You’re in pain. Your doctor thinks that a prescription of an opioid can help you find relief, but you’re wary. You’ve heard the news reports about the opioid crisis and the addiction that has affected 1.7 million Americans. Your concern is understandable.
Part of the strategy to prevent opioid use disorder—which is defined as a problematic pattern of opioid use leading to clinically significant impairment or distress—is being an informed patient.
“Opioids are good for the treatment of acute pain, such as injury or post-surgery, but not chronic pain—like for low back pain that someone has had for years,” says Kathleen Brady, MD, PhD, Vice President of Research at the Medical University of South Carolina, and a Genomind Advisory Board member. But, as with any medication, they come with some risks.
There are a few reasons why you should do this. “In general, conditions that impair liver functions—such as alcohol dependence and hepatitis, might be expected to interfere with opioid metabolism, so lower doses are likely to be needed,” Dr. Brady says.
“Conditions that lead to the induction of liver enzymes, such as cigarette smoking or heavy caffeine consumption, might cause more rapid metabolism of opioids, so higher doses might be needed to achieve therapeutic effect,” she continues.
In addition, “many opioids have a low therapeutic index—what this means is the dose that can cause death through respiratory depression … are only four to five times higher than the dose to relieve pain,” Dr. Brady says. “This is especially a problem for people who have compromised respiratory function, like chronic obstructive pulmonary disease (COPD), or when used in combination with other drugs that suppress respiration, like the benzodiazepines or barbiturates.”
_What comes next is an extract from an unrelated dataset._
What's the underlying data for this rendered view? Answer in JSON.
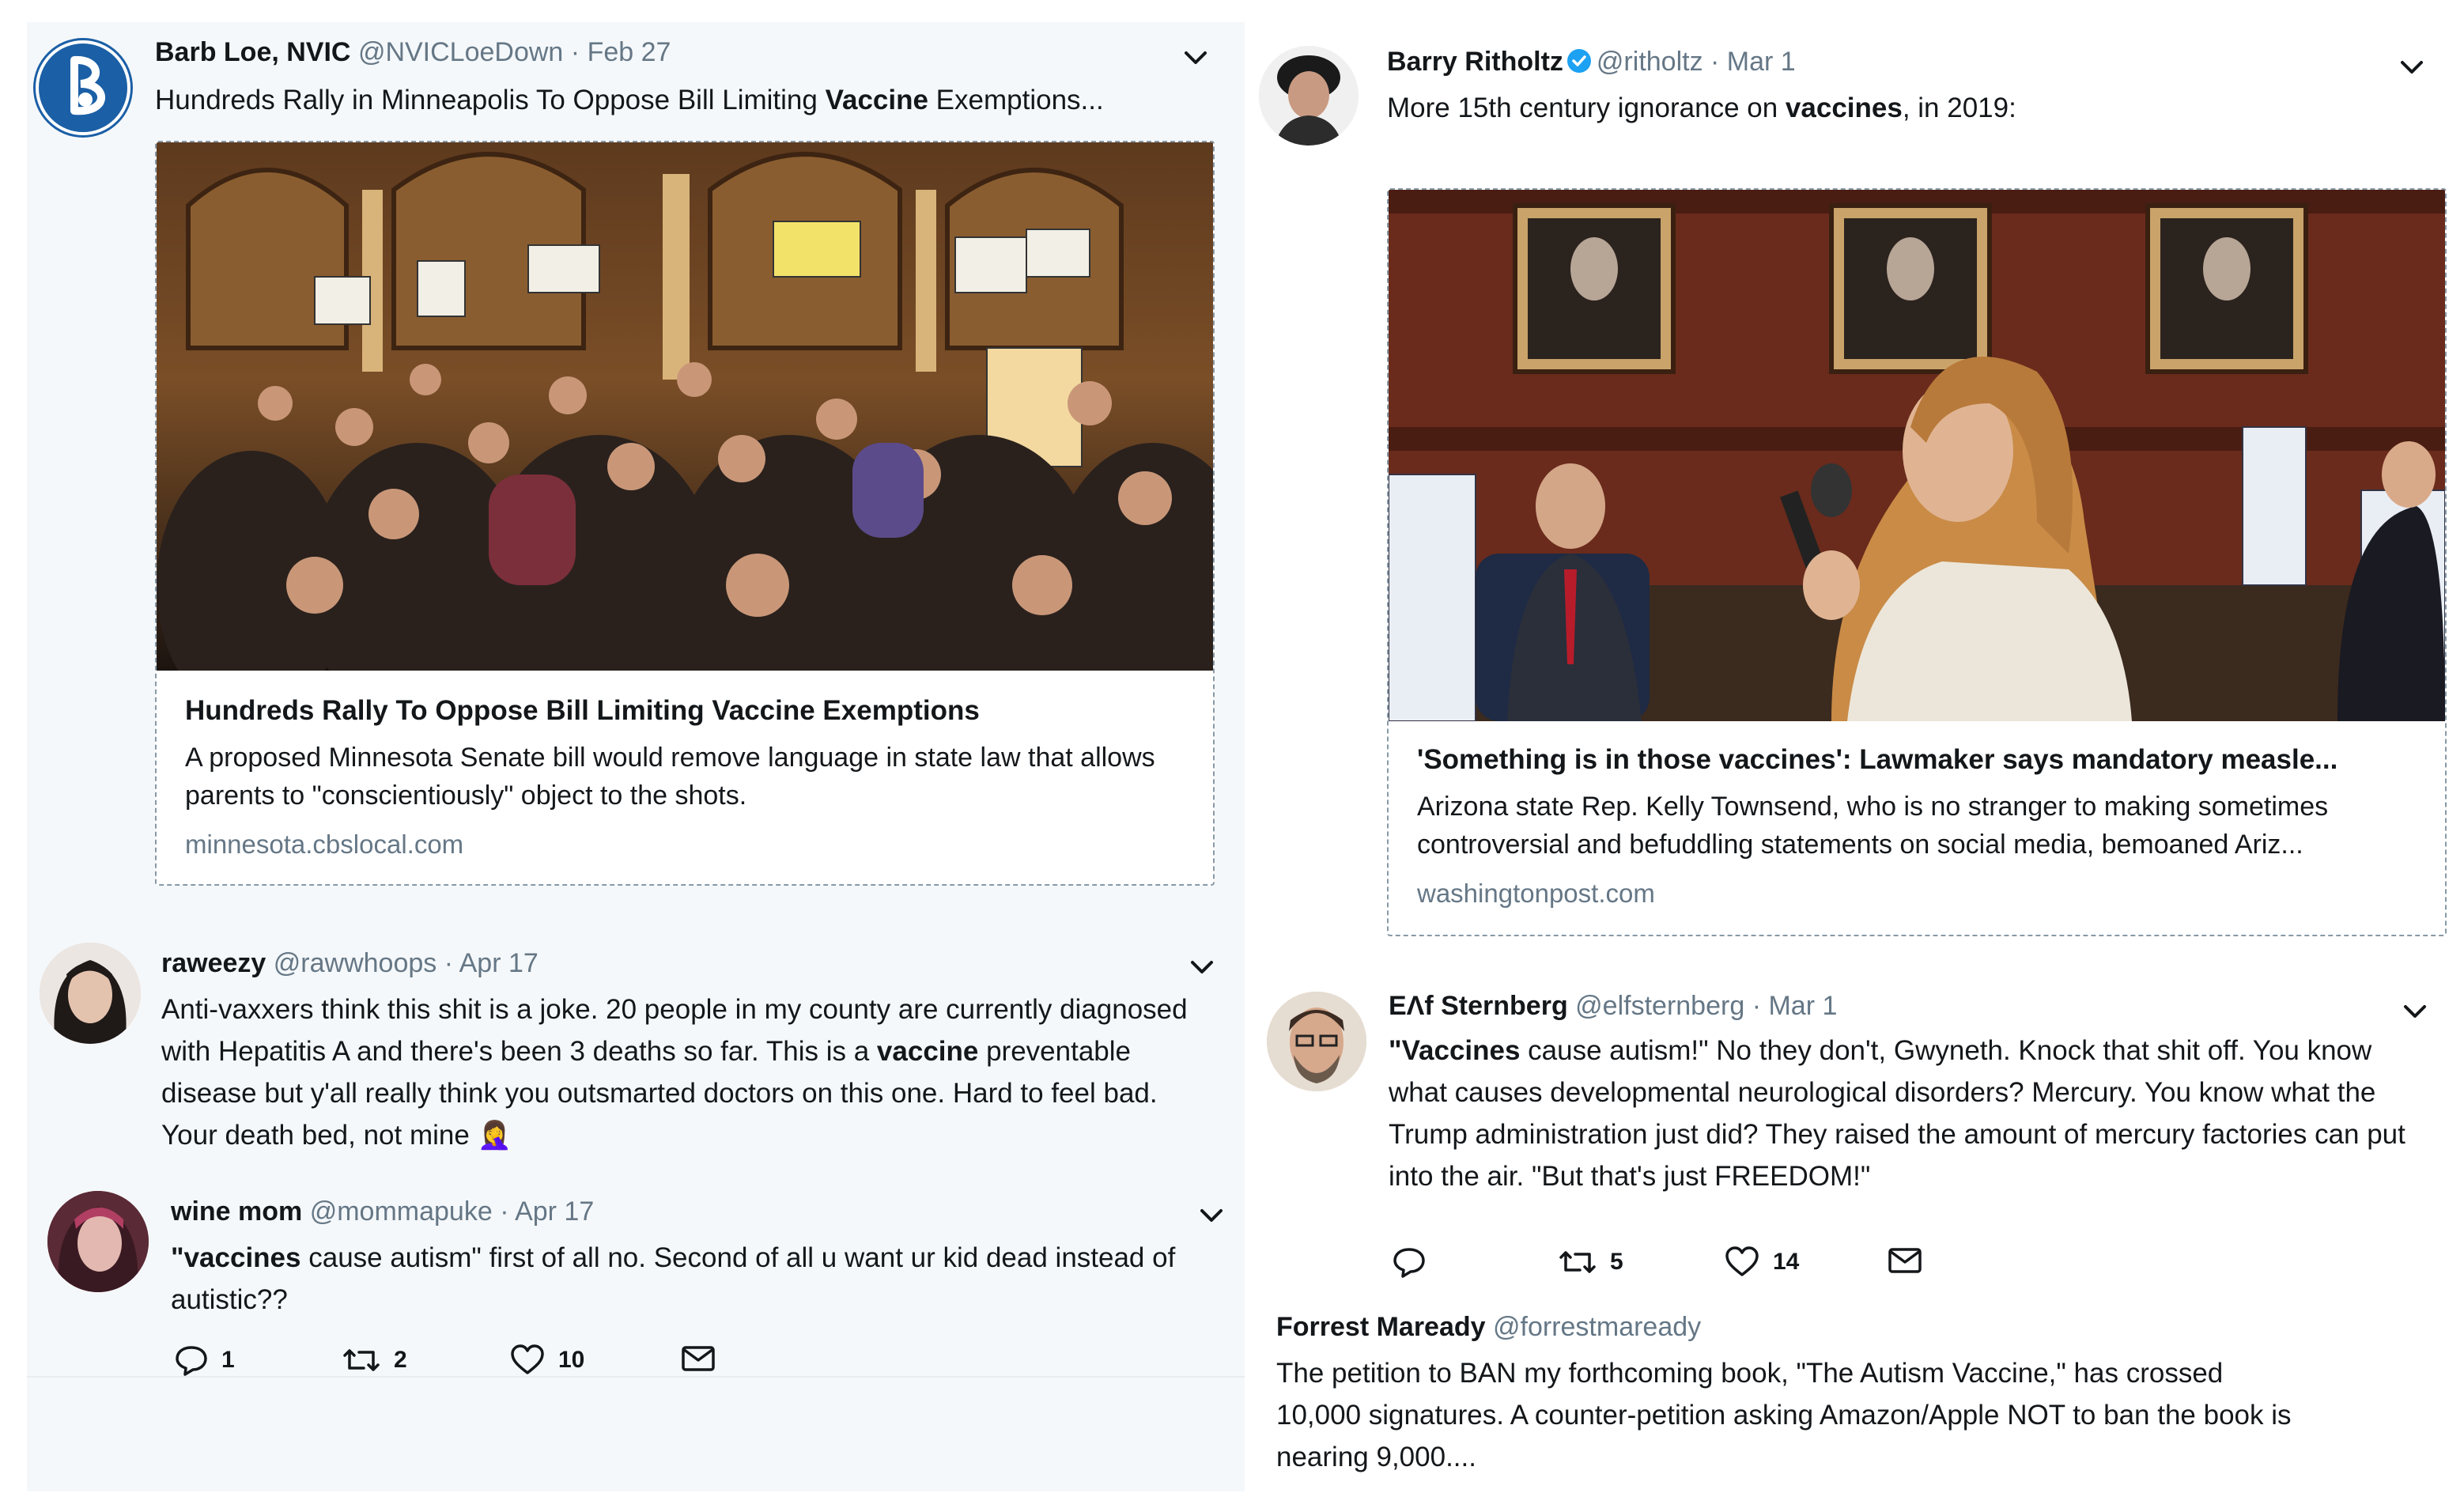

This is why it is best to be upfront with your doctor about all medications and dietary supplements you are taking, including alcohol use. They can then determine how your body will process an opioid and the effect that it will have on your body.
Another possible risk could be a gene-drug interaction. The FDA requires labeling on over 200 medications to include pharmacogenetic biomarker information, due to specific actionable gene-drug associations.
Genetic testing, like Genomind Professional PGx Express, can inform your doctor if such an interaction could be likely by identifying the pharmacokinetic genes that determine the effect that the body has on a drug via metabolism (basically, your Rx MetaTypeTM ) and, as a result, inform dosing decisions. Such tests can also provide information on pharmacodynamic genes, which play a role in determining a drug’s effect on the body, and can help inform drug selection.
Genetic testing can help your health care provider determine how you metabolize certain drugs and decide on the treatment that may be right for you.
READ MORE: What Determines Opioid Addiction
For some pain, acetaminophen and ibuprofen may work just as well. For localized pain, lidocaine patches can be an effective alternative. When looking for a treatment to handle your pain, consider talking to your doctor about genetic testing to help pinpoint the right dosage, and possibly medication, for you.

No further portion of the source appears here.